Humatics essaie de changer la façon dont les humains travaillent avec les machines, en permettant la localisation et la navigation à l’intérieur, sous terre et dans d’autres domaines où les technologies comme le GPS sont limitées. Il y parvient en utilisant les radiofréquences pour suivre les choses au millimètre près, ce que Mindell appelle la technologie de microlocalisation.
La solution de l’entreprise est déjà utilisée dans des endroits comme les ports maritimes et les usines, où les humains travaillent aux côtés des grues, des outils industriels, des véhicules guidés automatisés (AGV) et d’autres machines.
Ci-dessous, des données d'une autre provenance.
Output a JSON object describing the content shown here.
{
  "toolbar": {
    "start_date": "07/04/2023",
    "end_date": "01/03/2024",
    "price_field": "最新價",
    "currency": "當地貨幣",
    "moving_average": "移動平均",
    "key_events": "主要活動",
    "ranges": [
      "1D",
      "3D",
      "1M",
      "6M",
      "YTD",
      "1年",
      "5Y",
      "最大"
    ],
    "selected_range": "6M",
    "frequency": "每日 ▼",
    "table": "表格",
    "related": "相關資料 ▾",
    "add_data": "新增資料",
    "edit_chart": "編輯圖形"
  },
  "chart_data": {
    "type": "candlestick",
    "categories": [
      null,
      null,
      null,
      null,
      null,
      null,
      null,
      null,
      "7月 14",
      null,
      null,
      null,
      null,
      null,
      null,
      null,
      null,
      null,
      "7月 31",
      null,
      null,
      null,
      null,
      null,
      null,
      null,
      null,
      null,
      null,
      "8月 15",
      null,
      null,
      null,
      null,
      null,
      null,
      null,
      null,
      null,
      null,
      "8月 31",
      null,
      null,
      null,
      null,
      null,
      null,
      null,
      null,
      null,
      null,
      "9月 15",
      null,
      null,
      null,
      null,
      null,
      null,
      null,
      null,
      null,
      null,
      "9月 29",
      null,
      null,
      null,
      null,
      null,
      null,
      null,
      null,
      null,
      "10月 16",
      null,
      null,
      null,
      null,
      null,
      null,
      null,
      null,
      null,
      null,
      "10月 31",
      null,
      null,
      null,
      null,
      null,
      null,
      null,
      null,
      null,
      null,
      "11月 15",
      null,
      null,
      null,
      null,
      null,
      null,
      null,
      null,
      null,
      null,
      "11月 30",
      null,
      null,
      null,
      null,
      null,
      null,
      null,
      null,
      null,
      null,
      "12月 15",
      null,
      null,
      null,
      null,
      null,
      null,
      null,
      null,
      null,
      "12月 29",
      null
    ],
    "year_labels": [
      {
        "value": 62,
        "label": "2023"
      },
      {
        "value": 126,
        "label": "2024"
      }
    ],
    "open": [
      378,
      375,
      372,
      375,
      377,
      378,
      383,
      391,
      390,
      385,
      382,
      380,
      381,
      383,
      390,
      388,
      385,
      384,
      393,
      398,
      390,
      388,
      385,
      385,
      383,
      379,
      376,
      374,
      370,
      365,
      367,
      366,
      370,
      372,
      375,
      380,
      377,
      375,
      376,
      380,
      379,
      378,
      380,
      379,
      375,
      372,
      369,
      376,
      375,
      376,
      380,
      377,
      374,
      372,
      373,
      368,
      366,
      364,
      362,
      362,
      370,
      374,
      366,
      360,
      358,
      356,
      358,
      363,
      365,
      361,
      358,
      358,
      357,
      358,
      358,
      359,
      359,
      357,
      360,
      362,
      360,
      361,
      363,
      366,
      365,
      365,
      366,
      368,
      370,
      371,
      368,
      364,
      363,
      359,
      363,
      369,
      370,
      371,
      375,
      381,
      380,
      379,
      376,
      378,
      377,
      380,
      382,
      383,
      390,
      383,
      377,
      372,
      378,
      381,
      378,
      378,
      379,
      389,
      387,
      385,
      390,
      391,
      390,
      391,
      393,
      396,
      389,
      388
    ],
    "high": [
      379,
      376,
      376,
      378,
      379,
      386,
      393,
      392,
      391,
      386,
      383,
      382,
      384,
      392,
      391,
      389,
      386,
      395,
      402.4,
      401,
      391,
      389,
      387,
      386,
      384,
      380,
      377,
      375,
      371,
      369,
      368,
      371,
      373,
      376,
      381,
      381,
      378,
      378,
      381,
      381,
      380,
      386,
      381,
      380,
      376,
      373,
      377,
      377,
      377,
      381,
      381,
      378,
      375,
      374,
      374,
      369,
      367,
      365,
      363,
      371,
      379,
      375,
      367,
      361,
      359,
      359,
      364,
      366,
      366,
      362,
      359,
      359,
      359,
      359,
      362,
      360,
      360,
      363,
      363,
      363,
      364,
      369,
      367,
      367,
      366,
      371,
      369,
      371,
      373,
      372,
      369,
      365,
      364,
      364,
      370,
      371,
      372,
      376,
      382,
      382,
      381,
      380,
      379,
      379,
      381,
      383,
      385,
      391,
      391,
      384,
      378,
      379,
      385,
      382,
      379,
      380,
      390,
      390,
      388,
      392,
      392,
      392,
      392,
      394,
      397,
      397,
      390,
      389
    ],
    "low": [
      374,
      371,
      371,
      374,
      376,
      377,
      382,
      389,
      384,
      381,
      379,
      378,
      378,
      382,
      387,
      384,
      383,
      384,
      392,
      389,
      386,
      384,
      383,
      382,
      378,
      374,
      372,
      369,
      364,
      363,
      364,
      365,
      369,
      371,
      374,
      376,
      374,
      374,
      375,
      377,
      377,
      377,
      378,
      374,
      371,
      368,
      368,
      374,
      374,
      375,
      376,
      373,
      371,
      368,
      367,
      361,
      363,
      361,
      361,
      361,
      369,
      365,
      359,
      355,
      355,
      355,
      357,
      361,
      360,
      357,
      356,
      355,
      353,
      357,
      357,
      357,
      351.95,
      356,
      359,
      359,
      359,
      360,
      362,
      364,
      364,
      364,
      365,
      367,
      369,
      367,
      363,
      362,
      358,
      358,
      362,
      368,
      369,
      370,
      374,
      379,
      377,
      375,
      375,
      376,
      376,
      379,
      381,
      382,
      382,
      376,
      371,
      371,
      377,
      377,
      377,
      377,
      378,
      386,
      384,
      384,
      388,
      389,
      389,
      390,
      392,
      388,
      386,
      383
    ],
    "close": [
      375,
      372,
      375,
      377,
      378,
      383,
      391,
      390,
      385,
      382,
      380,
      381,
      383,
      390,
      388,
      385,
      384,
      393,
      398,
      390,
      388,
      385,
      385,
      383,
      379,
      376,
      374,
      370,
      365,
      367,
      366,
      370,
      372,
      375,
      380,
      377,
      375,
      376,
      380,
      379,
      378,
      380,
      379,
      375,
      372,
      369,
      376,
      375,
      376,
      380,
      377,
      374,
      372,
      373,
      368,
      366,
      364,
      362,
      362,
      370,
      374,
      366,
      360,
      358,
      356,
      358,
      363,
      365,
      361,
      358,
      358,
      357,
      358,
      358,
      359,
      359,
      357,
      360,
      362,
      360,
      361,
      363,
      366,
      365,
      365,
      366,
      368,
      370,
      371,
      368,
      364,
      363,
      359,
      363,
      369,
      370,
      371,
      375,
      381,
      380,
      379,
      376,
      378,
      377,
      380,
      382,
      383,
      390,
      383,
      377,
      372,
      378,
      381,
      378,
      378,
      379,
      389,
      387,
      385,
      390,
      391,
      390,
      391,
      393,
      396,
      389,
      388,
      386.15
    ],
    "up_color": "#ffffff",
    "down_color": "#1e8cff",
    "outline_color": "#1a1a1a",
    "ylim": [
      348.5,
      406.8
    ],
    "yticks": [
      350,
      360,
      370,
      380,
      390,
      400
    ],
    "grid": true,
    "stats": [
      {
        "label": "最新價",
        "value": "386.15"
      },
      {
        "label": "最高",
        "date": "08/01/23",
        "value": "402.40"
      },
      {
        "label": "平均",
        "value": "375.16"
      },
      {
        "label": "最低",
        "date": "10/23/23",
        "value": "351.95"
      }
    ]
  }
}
Ces entreprises manquent souvent de données de localisation cohérentes pour leurs machines et sont obligées d’adopter des routes rigides pour leurs robots mobiles.
« L’un des graals est que les humains et les robots partagent le même espace et collaborent, et nous permettons aux robots mobiles de travailler en toute sécurité et à grande échelle dans des environnements humains « , dit M. Mindell. « La sécurité est une première forme critique de collaboration, mais au-delà, nous commençons à peine à apprendre à travailler (dans des environnements) où les robots et les gens savent parfaitement où ils sont. »
Une entreprise en devenir depuis des décennies
Le MIT a une longue histoire de transcendance des domaines de recherche pour améliorer notre compréhension du monde. Prenons, par exemple, Norbert Wiener, qui a fait partie du corps professoral du MIT au Département de mathématiques entre 1919 et sa mort en 1964.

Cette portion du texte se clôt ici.